- Beavis and Butt-Head about to obtain pornography on the computer.
- Episode no.: Season 8 Episode 4
- Directed by: Ted Stearn
- Written by: Andy Rheingold & Scott Sonneborn
- Production code: 804
- Original air date: November 3, 2011

Episode chronology
| ← Previous "Daughter's Hand" | Next → "Drones" |

= Tech Support (Beavis and Butt-Head) =

"Tech Support" is the fourth episode of season 8 and 204th episode overall of the American animated television series Beavis and Butt-Head. It aired alongside "Daughter's Hand" on November 3, 2011 on MTV.

==Plot==
Beavis and Butt-Head walk to an abandoned drive-in to find out that it has been replaced with a computer technical support office, where Butt-Head asks one of the office workers what has happened to the abandoned drive-in. Thinking that they're new employees, the technical support worker named Hamid (a Middle Eastern man with a thick accent) gets Beavis and Butt-Head to sit down and work at the two vacant workstations inside his cubicle. However, the duo tries to browse the internet for pornography while mishandling the technical support calls they get, to which Hamid complains to his manager about their antics. While talking to Hamid, the manager nonetheless thinks the duo is doing their job correctly and encourages him to act like them. As a result, Hamid starts to imitate Beavis and Butt-Head, with the duo starting out being impressed with his imitation. Eventually, the duo stops finding him funny and while Hamid is talking to a customer who is having problems with a computer at a power plant, Butt-Head tells Hamid to tell him to "butt plug his computer". Hamid misunderstands him and instead tells him to unplug the computer, while Butt-Head meanwhile finally obtains a porn site called "Lonely Nasty Housewives". As the girl in the website is about to strip, the power goes out. The duo, however, thinks the computer is broken and unplugs it in order to get it fixed. As they walk out, two men in a truck (Ross and Harlan) spot them and think that they are looting due to the power outage, then drive through the window of the building and begin looting. Butt-Head calls the place cool again.

==Featured videos==
- Katy Perry – "Firework"

==Production==
Mike Judge mentioned that he did not want to force "all the modern stuff on them" and thus, while the episode is about technology, it does not feature cell phones, Facebook or Twitter.

==Reception==
The episode was seen by 2,071,000 viewers in its initial airing.

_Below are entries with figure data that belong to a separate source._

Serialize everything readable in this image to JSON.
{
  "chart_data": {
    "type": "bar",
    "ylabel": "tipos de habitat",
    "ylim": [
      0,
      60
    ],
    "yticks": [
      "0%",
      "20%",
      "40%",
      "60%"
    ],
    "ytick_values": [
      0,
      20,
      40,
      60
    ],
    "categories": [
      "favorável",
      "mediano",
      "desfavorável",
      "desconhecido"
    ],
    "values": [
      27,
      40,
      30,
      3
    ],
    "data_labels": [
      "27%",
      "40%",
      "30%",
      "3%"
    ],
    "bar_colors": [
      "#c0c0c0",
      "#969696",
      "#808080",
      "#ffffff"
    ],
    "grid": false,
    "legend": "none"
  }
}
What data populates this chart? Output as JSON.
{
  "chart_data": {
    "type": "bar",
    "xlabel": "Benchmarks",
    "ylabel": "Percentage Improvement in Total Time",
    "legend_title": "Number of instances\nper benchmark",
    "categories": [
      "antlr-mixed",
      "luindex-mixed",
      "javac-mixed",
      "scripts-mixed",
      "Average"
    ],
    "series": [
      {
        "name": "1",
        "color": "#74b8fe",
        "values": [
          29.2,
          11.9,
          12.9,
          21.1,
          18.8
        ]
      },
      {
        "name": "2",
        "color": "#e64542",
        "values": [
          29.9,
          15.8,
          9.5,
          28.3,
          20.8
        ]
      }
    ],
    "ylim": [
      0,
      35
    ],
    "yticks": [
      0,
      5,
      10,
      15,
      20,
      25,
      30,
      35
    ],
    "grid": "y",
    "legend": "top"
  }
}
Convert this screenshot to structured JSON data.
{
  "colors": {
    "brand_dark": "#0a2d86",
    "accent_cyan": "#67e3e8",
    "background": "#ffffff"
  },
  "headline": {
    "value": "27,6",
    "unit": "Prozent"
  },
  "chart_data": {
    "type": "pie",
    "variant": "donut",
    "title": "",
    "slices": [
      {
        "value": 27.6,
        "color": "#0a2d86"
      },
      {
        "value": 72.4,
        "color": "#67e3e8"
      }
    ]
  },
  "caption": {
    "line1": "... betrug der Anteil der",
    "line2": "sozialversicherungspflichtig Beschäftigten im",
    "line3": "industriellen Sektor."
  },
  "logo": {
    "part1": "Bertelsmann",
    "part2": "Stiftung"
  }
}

IGN calls the plot of the episode a "great setup" and commented how Hamid trying to imitate the duo was "pretty funny". It also says the best gag is where Beavis is talking with a young woman who is a single mom. The A.V. Club graded the episode a B+, commenting that "it's frankly pretty incredible that MTV lets Judge get away with this stuff" and notes that upcoming episodes should be "even more consistently uproarious". CraveOnline comments that the episode has an "even crazier premise" than "Daughter's Hand".